Commission Suggests Lowering Some Taxes, Raising Others

A state commission laid out proposals that will be considered by the state legislature to get Connecticut back on track.

HARTFORD, CT — The state Commission on Fiscal Stability and Economic Growth has recommended a number of tax and other changes in order to grow the state’s economy.

The commission suggested a revenue-neutral method for shifting taxes that would involve reducing income taxes, raises some business taxes, raising the state sales tax and reducing certain tax reductions and exemptions.

Under the plan a single filer earning $60,000 annually would see a $530 drop in income taxes and pay $110 more in sales tax.

Gov.
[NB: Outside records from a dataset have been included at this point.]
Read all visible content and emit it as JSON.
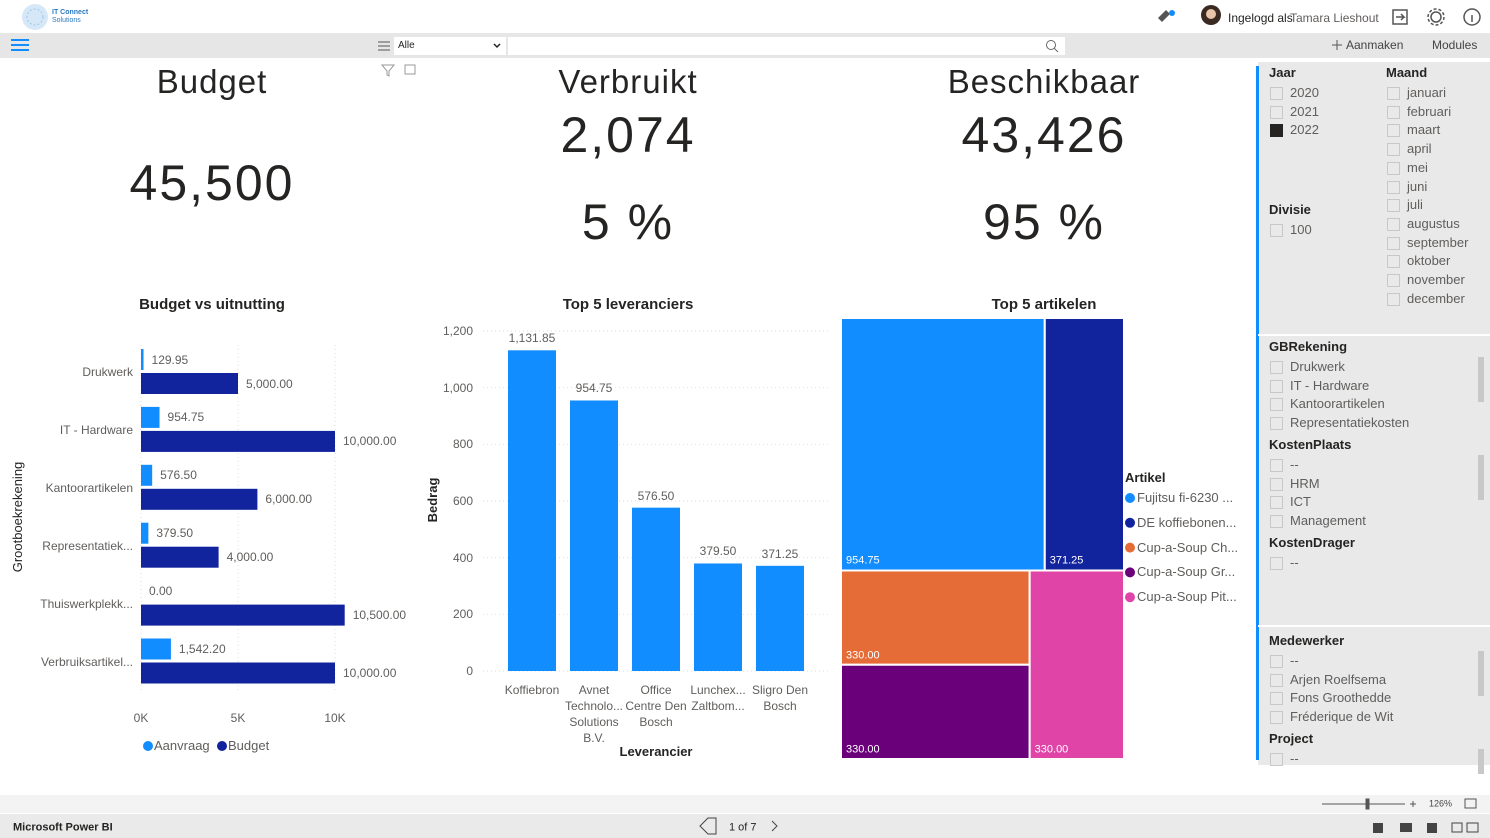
{
  "header": {
    "logo_line1": "IT Connect",
    "logo_line2": "Solutions",
    "login_prefix": "Ingelogd als",
    "user": "Tamara Lieshout"
  },
  "toolbar": {
    "filter_option": "Alle",
    "create": "Aanmaken",
    "modules": "Modules"
  },
  "kpis": [
    {
      "title": "Budget",
      "value": "45,500"
    },
    {
      "title": "Verbruikt",
      "value": "2,074",
      "percent": "5 %"
    },
    {
      "title": "Beschikbaar",
      "value": "43,426",
      "percent": "95 %"
    }
  ],
  "chart_data": [
    {
      "type": "hbar",
      "title": "Budget vs uitnutting",
      "y_label": "Grootboekrekening",
      "categories": [
        "Drukwerk",
        "IT - Hardware",
        "Kantoorartikelen",
        "Representatiek...",
        "Thuiswerkplekk...",
        "Verbruiksartikel..."
      ],
      "series": [
        {
          "name": "Aanvraag",
          "color": "#118DFF",
          "values": [
            129.95,
            954.75,
            576.5,
            379.5,
            0,
            1542.2
          ],
          "value_labels": [
            "129.95",
            "954.75",
            "576.50",
            "379.50",
            "0.00",
            "1,542.20"
          ]
        },
        {
          "name": "Budget",
          "color": "#12239E",
          "values": [
            5000,
            10000,
            6000,
            4000,
            10500,
            10000
          ],
          "value_labels": [
            "5,000.00",
            "10,000.00",
            "6,000.00",
            "4,000.00",
            "10,500.00",
            "10,000.00"
          ]
        }
      ],
      "xlim": [
        0,
        11000
      ],
      "xticks": [
        {
          "value": 0,
          "label": "0K"
        },
        {
          "value": 5000,
          "label": "5K"
        },
        {
          "value": 10000,
          "label": "10K"
        }
      ],
      "grid": true
    },
    {
      "type": "bar",
      "title": "Top 5 leveranciers",
      "x_label": "Leverancier",
      "y_label": "Bedrag",
      "categories": [
        "Koffiebron",
        "Avnet Technolo... Solutions B.V.",
        "Office Centre Den Bosch",
        "Lunchex... Zaltbom...",
        "Sligro Den Bosch"
      ],
      "values": [
        1131.85,
        954.75,
        576.5,
        379.5,
        371.25
      ],
      "value_labels": [
        "1,131.85",
        "954.75",
        "576.50",
        "379.50",
        "371.25"
      ],
      "color": "#118DFF",
      "ylim": [
        0,
        1200
      ],
      "yticks": [
        0,
        200,
        400,
        600,
        800,
        {
          "value": 1000,
          "label": "1,000"
        },
        {
          "value": 1200,
          "label": "1,200"
        }
      ],
      "grid": true
    },
    {
      "type": "treemap",
      "title": "Top 5 artikelen",
      "legend_title": "Artikel",
      "categories": [
        "Fujitsu fi-6230 ...",
        "DE koffiebonen...",
        "Cup-a-Soup Ch...",
        "Cup-a-Soup Gr...",
        "Cup-a-Soup Pit..."
      ],
      "values": [
        954.75,
        371.25,
        330,
        330,
        330
      ],
      "value_labels": [
        "954.75",
        "371.25",
        "330.00",
        "330.00",
        "330.00"
      ],
      "colors": [
        "#118DFF",
        "#12239E",
        "#E66C37",
        "#6B007B",
        "#E044A7"
      ]
    }
  ],
  "slicers": [
    {
      "title": "Jaar",
      "items": [
        "2020",
        "2021",
        "2022"
      ],
      "selected": [
        2
      ]
    },
    {
      "title": "Maand",
      "items": [
        "januari",
        "februari",
        "maart",
        "april",
        "mei",
        "juni",
        "juli",
        "augustus",
        "september",
        "oktober",
        "november",
        "december"
      ]
    },
    {
      "title": "Divisie",
      "items": [
        "100"
      ]
    },
    {
      "title": "GBRekening",
      "items": [
        "Drukwerk",
        "IT - Hardware",
        "Kantoorartikelen",
        "Representatiekosten"
      ]
    },
    {
      "title": "KostenPlaats",
      "items": [
        "--",
        "HRM",
        "ICT",
        "Management"
      ]
    },
    {
      "title": "KostenDrager",
      "items": [
        "--"
      ]
    },
    {
      "title": "Medewerker",
      "items": [
        "--",
        "Arjen Roelfsema",
        "Fons Groothedde",
        "Fréderique de Wit"
      ]
    },
    {
      "title": "Project",
      "items": [
        "--"
      ]
    }
  ],
  "footer": {
    "brand": "Microsoft Power BI",
    "page": "1 of 7",
    "zoom": "126%"
  }
}
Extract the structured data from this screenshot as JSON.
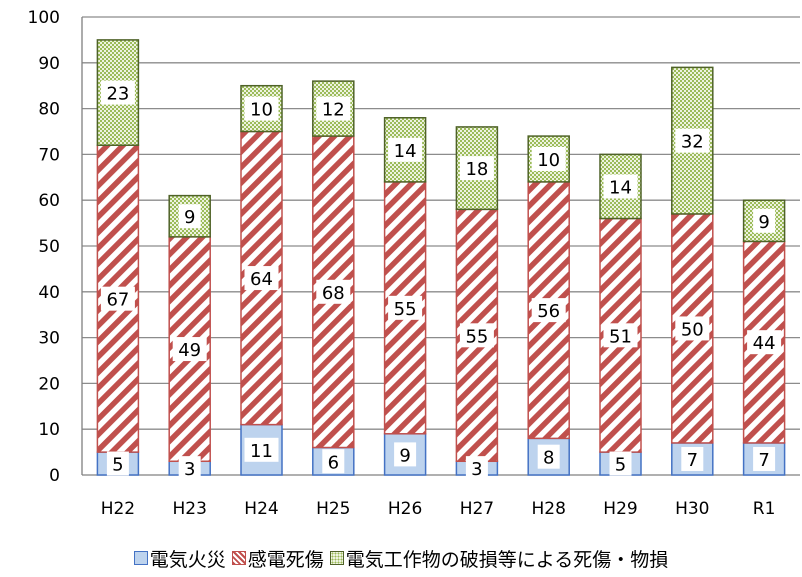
{
  "chart_data": {
    "type": "bar",
    "stacked": true,
    "categories": [
      "H22",
      "H23",
      "H24",
      "H25",
      "H26",
      "H27",
      "H28",
      "H29",
      "H30",
      "R1"
    ],
    "series": [
      {
        "name": "電気火災",
        "values": [
          5,
          3,
          11,
          6,
          9,
          3,
          8,
          5,
          7,
          7
        ],
        "color": "#bdd3ee",
        "edge": "#4472c4",
        "pattern": "solid"
      },
      {
        "name": "感電死傷",
        "values": [
          67,
          49,
          64,
          68,
          55,
          55,
          56,
          51,
          50,
          44
        ],
        "color": "#c0504d",
        "edge": "#c0504d",
        "pattern": "diagonal-stripes"
      },
      {
        "name": "電気工作物の破損等による死傷・物損",
        "values": [
          23,
          9,
          10,
          12,
          14,
          18,
          10,
          14,
          32,
          9
        ],
        "color": "#9bbb59",
        "edge": "#4f6228",
        "pattern": "dots"
      }
    ],
    "ylim": [
      0,
      100
    ],
    "yticks": [
      0,
      10,
      20,
      30,
      40,
      50,
      60,
      70,
      80,
      90,
      100
    ],
    "grid": true,
    "legend": "bottom",
    "legend_separator": "・"
  }
}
Dannel Malloy thanked the commission members for their hard work to take a critical look at Connecticut's practices.

"The fact is, this commission’s report presents Connecticut with an opportune moment to engage in a meaningful conversation about bold ideas for growing our economy and building stronger communities where people want to live and work – now and into the future," he said.

The argument was also made to increase the minimum wage to $15 per hour by 2022.

Connecticut’s economy has been shrinking and is smaller than what it was in 2004, while neighboring states are seeing economic expansion. The Beacon Hill Institute found that Connecticut went from being the 8th most competitive state for doing business in 2001 to 43rd in 2016.

Connecticut’s problems are compounded as households that are migrating to Connecticut earn $30,000 less than those leaving the state.

Although the state is located between New York City and Boston it doesn’t take advantage.
“Connecticut does not leverage this advantage because partial rail service is not rapid enough to commute to Manhattan from outside of Fairfield County and the highways are too congested for regular commutes to either New York or Boston,” the commission said in its report.

Taxes

The commission argued to drop the income tax by 18 percent for the top bracket and similar or greater amounts in lower brackets. In exchange the sales tax would go from 6.35 percent to 7.25 percent.

Connecticut’s sale tax is lower than the U.S. average while its corporate and personal income tax is higher than average. Property and estate taxes are also higher than average.

Estate and gift taxes would be eliminated. Municipalities would have the authority to levy a .5 percent sales tax under the proposal.

For businesses a tiered payroll tax would have the largest companies paying a .8 percent tax, but the first nine employees wouldn’t count and a credit would cover half the tax for the next 10 through 99 employees.

The commission also urged the legislature to pass a 7-cent gas tax increase over a period of years.

Cost Control

Commission members argued to allow the legislature to set retiree and health benefit formulas for state employees when the current SEBAC contract expires in 2027. It is currently done through collective bargaining, which is an uncommon practice across states.

The commission also suggested coming up with $1 billion in cost reductions annually through the executive branch.

Another proposal involves combining the legislative committees that deal with spending and revenue into one. The commission noted that available revenue should determine spending, but the two committees don’t meet together or work from a common script.